Although nobody likes to talk about it, it is by no means unusual to experience stress at work.
It’s a problem that now affects one in three people. While the incidence of mental illness is not increasing, related absences are. Employees should therefore closely examine their working conditions and working environment and ask themselves the following questions: What exactly restricts staff? How can their situation and thus their effectiveness be improved? The relevance of this issue is not restricted to the office, however – it also applies to manual assembly in production. It covers strategies for preventing chronic pain caused by mental stress, for example. Work benches, chairs and factory equipment play a key part in combating mental stress in the workplace – they should be individually adjustable and adaptable both to production requirements and the needs of employees.

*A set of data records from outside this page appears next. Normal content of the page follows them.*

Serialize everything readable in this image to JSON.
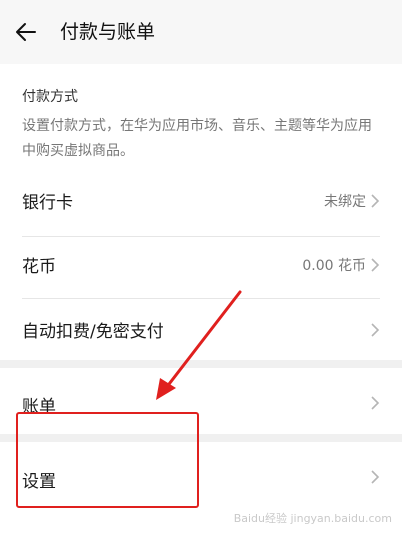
{
  "header": {
    "title": "付款与账单",
    "back_icon": "arrow-left-icon"
  },
  "payment_section": {
    "heading": "付款方式",
    "description": "设置付款方式，在华为应用市场、音乐、主题等华为应用中购买虚拟商品。"
  },
  "rows": {
    "bank_card": {
      "label": "银行卡",
      "value": "未绑定"
    },
    "huabi": {
      "label": "花币",
      "value": "0.00 花币"
    },
    "auto_pay": {
      "label": "自动扣费/免密支付"
    },
    "bill": {
      "label": "账单"
    },
    "settings": {
      "label": "设置"
    }
  },
  "annotation": {
    "color": "#e0201e"
  },
  "watermark": "Baidu经验 jingyan.baidu.com"
}
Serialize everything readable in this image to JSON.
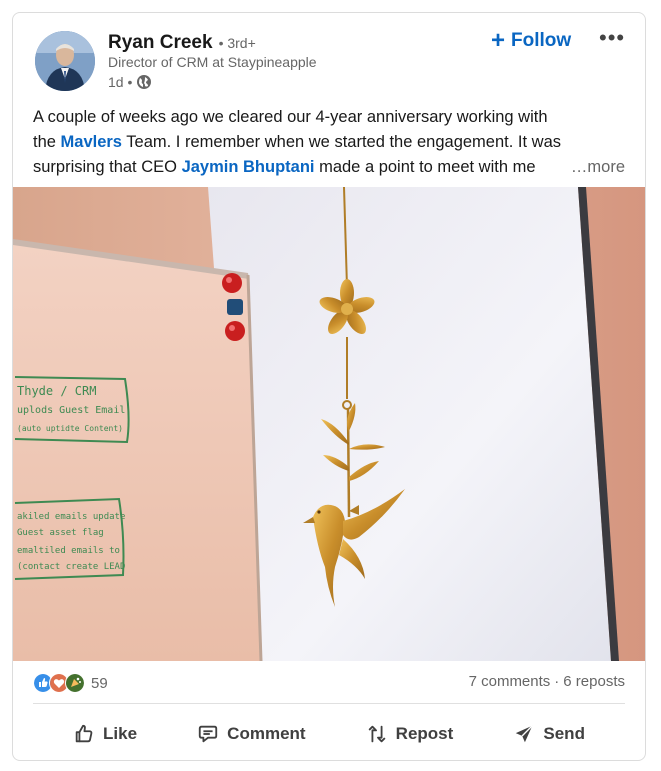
{
  "author": {
    "name": "Ryan Creek",
    "degree": "• 3rd+",
    "headline": "Director of CRM at Staypineapple",
    "time": "1d •"
  },
  "follow_label": "Follow",
  "post": {
    "line1": "A couple of weeks ago we cleared our 4-year anniversary working with",
    "line2_pre": "the ",
    "mention1": "Mavlers",
    "line2_post": " Team. I remember when we started the engagement. It was",
    "line3_pre": "surprising that CEO ",
    "mention2": "Jaymin Bhuptani",
    "line3_post": " made a point to meet with me",
    "see_more": "…more"
  },
  "whiteboard_text": [
    "Thyde / CRM",
    "uplods Guest Email",
    "(auto uptidte Content)",
    "akiled emails update",
    "Guest asset flag",
    "emaltiled emails to",
    "(contact create LEAD"
  ],
  "social": {
    "reaction_count": "59",
    "comments": "7 comments",
    "separator": "·",
    "reposts": "6 reposts"
  },
  "actions": {
    "like": "Like",
    "comment": "Comment",
    "repost": "Repost",
    "send": "Send"
  },
  "colors": {
    "accent": "#0a66c2",
    "text": "#191919",
    "muted": "#666666"
  }
}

Stress in the workplace – clear statistics
When employees have mental health issues and are unable to work productively, this is not generally due to a single cause. A top priority therefore has to be creating a positive environment. There is still work to be done in this respect, however. According to the German Federal Ministry of Labour and Social Affairs, the number of sick days caused by stress has more than doubled since 2007. In addition, a study by Techniker Krankenkasse (a German statutory health insurance provider) found that mental health issues were the most common reason for sick days in 2018. When the pace of life is as fast as it is today, change is constant. Of course, all that change takes a toll – ramping up stress, with inevitable negative mental health impacts. While these may initially present as reduced concentration and signs of fatigue, they can go on to cause burnout or depression.
The close links between mind and body are well established. For example, the increased muscle tension associated with mental health issues can quickly lead to spasms and chronic pain, which in turn cause further problems. It’s a vicious circle that has a negative impact on the performance of the employees concerned, and can even lead to absence due to illness. One way or another, the productivity of the company also takes a hit. Employers should therefore do all they can to ensure their staff have a positive working environment. There is a wide range of potential measures to combat psychological stress in the workplace, including adapting areas of activity, reconfiguring work organisation and processes and taking account of ergonomic principles.
Ergonomics to take the strain off staff
Factors such as work satisfaction should not be underestimated. In addition to the positive effect on mental wellbeing and work output, it also reduces staff turnover and illness rates. Ergonomic principles are therefore of vital importance, as they take into account the specific requirements of each individual member of staff. These principles include modifying the lighting as a measure to counter stress in the workplace. Less-than-optimum lighting conditions have direct negative effects on employees’ concentration and thus also performance – they literally lose sight of their actual work. Flickering, excessively bright or dazzling light should be avoided, for example, as should overly stark contrasts and increased shadows.
The symptoms of tiredness that arise drive up error rates. Well thought-out and needs-based lighting, on the other hand, helps boost performance. It should be noted, however, that lighting levels should always be tailored to the task at hand. Generally speaking, lighting should be even with soft shadows. A holistic approach is also needed when setting up a work bench. For example, when using a modular system, work benches can be individually adapted to various processes and requirements. These ergonomic, height-adjustable work benches eliminate the need for unnecessary and stressful movements, which is the basis for finding a perfect solution for every employee.
Lean principles as a countermeasure for stress in the workplace
Material supply and tool stowage also play a major role. In this case there are special optical aids to make things easier for employees, including different-colored containers and a consistently applied labeling system. This helps prevent material being mixed up, which in turn eases time pressure and stress. In addition, providing information on monitors integrated directly into the work bench also has a part to play in optimizing manual production processes. Companies aiming to both take the strain off their employees and boost their efficiency should also think about the combination of working processes. There is factory equipment specially designed with this in mind. For example, the 4E FIFO-Shooter from item combines a height-adjustable work bench with a FIFO rack.
This is an example of how lean production optimizes working processes. This combination ensures factory equipment can be rapidly reconfigured when manufacturing different variants. The look and properties of the work bench also have a direct impact on well being. In this respect, the 5S method is ideal as a measure that will achieve rapid results in reducing stress in the workplace. This is also based on lean production principles and consists of five steps – “sort”, “set in order”, “shine”, “standardize” and “self-discipline”. The cleanliness, order and safety of a working environment organized in line with 5S ensure employees feel more comfortable. Ultimately, this satisfaction boosts their performance capabilities. What’s more, having a structured working environment can help new staff get to grips with their tasks faster.